Let's analyze the image provided and solve for $y$ in figure (II).

The image contains three right triangles. To solve for $y$, we can use the Pythagorean theorem, which states:

$a^2 + b^2 = c^2$

Where:

• $a$ and $b$ are the two legs of the right triangle.
• $c$ is the hypotenuse (the longest side).

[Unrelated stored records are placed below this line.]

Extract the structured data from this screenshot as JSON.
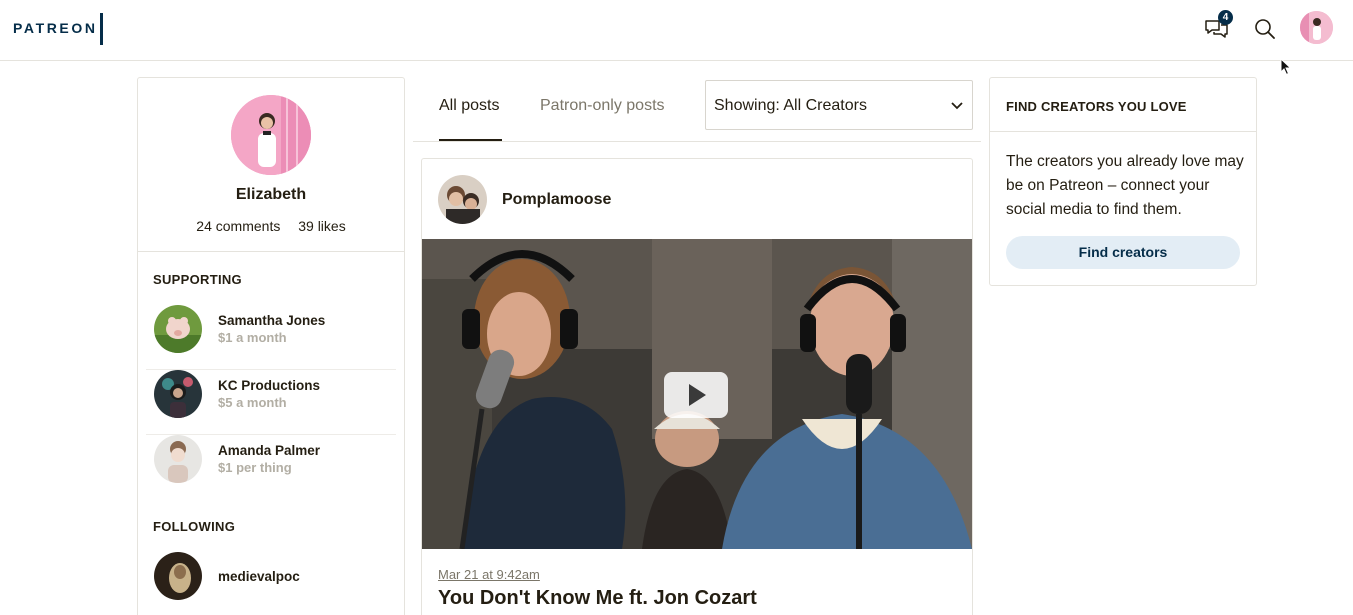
{
  "header": {
    "logo": "PATREON",
    "messages_badge": "4",
    "icons": [
      "messages-icon",
      "search-icon",
      "user-avatar"
    ]
  },
  "profile": {
    "name": "Elizabeth",
    "comments": "24 comments",
    "likes": "39 likes"
  },
  "supporting": {
    "title": "SUPPORTING",
    "items": [
      {
        "name": "Samantha Jones",
        "amount": "$1 a month"
      },
      {
        "name": "KC Productions",
        "amount": "$5 a month"
      },
      {
        "name": "Amanda Palmer",
        "amount": "$1 per thing"
      }
    ]
  },
  "following": {
    "title": "FOLLOWING",
    "items": [
      {
        "name": "medievalpoc"
      }
    ]
  },
  "tabs": {
    "all": "All posts",
    "patron": "Patron-only posts"
  },
  "filter": {
    "label": "Showing: All Creators"
  },
  "post": {
    "creator": "Pomplamoose",
    "date": "Mar 21 at 9:42am",
    "title": "You Don't Know Me ft. Jon Cozart"
  },
  "find_creators": {
    "title": "FIND CREATORS YOU LOVE",
    "body": "The creators you already love may be on Patreon – connect your social media to find them.",
    "button": "Find creators"
  },
  "colors": {
    "brand_navy": "#052d49",
    "text": "#241e12",
    "muted": "#7b7669",
    "button_bg": "#e3edf5"
  }
}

Step-by-step solution for Figure (II):

• One leg $a = 15$
• Another leg $b = 9$
• Hypotenuse $y$ is unknown.

By the Pythagorean theorem:

$15^2 + 9^2 = y^2$

$225 + 81 = y^2$

$306 = y^2$

Taking the square root of both sides:

$y = \sqrt{306} \approx 17.49$

Thus, $y \approx 17.49$.

Would you like further clarification or additional details?

Related Questions:

1. What would happen if the Pythagorean theorem is applied incorrectly?
2. How is the Pythagorean theorem used in other fields, like physics?
3. What are other ways to find the length of a side in a right triangle besides the Pythagorean theorem?
4. Could there be a scenario where the triangle is not a right triangle in the given question?
5. Can you solve triangles with angles instead of side lengths?

Tip: The Pythagorean theorem only works for right-angled triangles!